(Pending)
Accepted to EMNLP Findings, 2024
This repository contains files and automatic scripts to produce the Emosical dataset.
Supported movies in current version (download links) : Aladdin (1992), Aladdin (2019), Beauty and the Beast (2017), Cats (1998), Chicago (2002), Frozen (2014), Frozen2 (2019), Frozen Fever (2015), Jesus Christ Superstar (2012), Kinky Boots (2019), La la Land (2016), Moana (2016), Mulan (1998), Peter Pan (1953), Tangled (2011), The Little Mermaid (1989), The Nightmare Before Christmas (1993), The Phantom of the Opera (2011), Tick Tick Boom (2021), Trevor (2021)
-
Clone our repository recursively for Demucs and SGMSE audio processing.
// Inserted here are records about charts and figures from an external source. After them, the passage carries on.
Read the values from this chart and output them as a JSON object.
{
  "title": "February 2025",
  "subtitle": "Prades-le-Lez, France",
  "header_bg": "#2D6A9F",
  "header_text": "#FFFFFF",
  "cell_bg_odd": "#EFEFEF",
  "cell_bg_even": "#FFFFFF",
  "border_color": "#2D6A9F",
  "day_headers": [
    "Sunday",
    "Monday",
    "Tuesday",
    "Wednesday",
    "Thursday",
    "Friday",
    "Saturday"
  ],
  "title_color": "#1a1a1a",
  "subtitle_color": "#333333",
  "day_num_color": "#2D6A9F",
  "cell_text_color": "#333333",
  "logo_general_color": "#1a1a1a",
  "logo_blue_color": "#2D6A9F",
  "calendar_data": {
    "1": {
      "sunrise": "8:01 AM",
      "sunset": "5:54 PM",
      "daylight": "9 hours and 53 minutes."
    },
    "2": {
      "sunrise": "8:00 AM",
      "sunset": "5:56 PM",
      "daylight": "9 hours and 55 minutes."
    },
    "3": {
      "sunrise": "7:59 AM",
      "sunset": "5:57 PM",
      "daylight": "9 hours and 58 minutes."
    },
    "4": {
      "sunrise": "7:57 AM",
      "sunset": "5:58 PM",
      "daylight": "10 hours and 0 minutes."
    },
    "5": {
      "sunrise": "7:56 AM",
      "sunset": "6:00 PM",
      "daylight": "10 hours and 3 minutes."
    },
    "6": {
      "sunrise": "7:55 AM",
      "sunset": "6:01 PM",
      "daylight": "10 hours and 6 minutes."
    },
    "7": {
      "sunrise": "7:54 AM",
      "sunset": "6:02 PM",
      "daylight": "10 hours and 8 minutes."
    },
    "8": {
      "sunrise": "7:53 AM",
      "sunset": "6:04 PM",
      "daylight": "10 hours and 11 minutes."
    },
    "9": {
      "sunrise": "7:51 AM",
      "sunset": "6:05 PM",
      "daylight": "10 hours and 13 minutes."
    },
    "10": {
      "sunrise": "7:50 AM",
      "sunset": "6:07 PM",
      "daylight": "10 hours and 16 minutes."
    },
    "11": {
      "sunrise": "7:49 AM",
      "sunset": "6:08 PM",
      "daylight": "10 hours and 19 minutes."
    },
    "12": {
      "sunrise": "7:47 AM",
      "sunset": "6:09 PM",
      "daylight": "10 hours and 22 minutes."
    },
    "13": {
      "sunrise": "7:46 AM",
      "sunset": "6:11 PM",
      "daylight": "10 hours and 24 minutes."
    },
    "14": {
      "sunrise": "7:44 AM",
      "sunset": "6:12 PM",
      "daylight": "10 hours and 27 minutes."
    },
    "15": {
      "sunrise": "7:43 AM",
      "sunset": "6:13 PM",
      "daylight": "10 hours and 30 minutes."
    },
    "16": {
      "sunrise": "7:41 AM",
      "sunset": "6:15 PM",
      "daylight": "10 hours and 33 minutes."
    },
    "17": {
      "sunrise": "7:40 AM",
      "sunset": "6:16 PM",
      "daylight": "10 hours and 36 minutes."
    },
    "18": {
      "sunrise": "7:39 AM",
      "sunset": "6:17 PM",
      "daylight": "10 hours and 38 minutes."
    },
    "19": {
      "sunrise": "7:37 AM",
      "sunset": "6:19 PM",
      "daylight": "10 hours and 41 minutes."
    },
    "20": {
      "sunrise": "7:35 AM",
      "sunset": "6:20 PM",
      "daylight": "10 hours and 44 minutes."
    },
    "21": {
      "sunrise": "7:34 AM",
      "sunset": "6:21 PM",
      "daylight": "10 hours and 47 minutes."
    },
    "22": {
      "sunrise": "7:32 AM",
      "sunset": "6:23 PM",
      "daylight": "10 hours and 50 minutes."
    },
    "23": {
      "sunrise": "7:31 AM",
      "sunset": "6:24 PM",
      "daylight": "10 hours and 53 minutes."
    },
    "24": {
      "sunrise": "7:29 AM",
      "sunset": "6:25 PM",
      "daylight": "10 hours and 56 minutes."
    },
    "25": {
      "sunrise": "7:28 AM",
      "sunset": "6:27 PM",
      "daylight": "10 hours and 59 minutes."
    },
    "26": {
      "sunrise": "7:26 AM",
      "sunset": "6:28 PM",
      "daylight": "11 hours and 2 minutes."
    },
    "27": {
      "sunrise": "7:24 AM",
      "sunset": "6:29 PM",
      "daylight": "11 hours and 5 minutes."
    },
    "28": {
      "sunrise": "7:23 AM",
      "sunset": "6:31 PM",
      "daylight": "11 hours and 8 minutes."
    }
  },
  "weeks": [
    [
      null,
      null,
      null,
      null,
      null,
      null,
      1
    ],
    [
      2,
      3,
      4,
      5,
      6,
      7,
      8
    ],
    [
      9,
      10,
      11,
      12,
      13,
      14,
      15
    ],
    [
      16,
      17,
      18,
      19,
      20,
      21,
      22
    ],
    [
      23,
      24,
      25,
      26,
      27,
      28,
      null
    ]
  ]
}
git clone --recursive https://github.com/gillosae/emosical.git -
Download movie files from provided link above.
-
Place your movie file under
data/raw/theatre/. The name of placed movie files should match the name of srt files indata/raw/srt/. -
Then run the following code to produce data automatically.
python run.py
Before:
├── data/
│ └── raw/
│ ├── theatre/
│ │ ├── aladdin.mov
│ │ └── ...
│ └── srt/
│ ├── aladdin.srt
│ └── ...
└── metadata/
├── number_info.csv
└── global_persona/
│ ├── aladdin.yaml
│ └── ...
└── scene_summarization/
├── aladdin.yaml
└── ...
After:
├── data/
│ ├── raw/
│ │ ├── theatre/
│ │ │ ├── aladdin.mov
│ │ │ └── ...
│ │ └── srt/
│ │ ├── aladdin.srt
│ │ └── ...
│ ├── audio/
│ │ ├── aladdin/
│ │ │ ├── 1.wav
│ │ │ └── ...
│ │ └── ...
│ ├── video/
│ └── text/
└── metadata/
├── number_info.csv
└── global_persona/
│ ├── aladdin.yaml
│ └── ...
└── scene_summarization/
├── aladdin.yaml
└── ...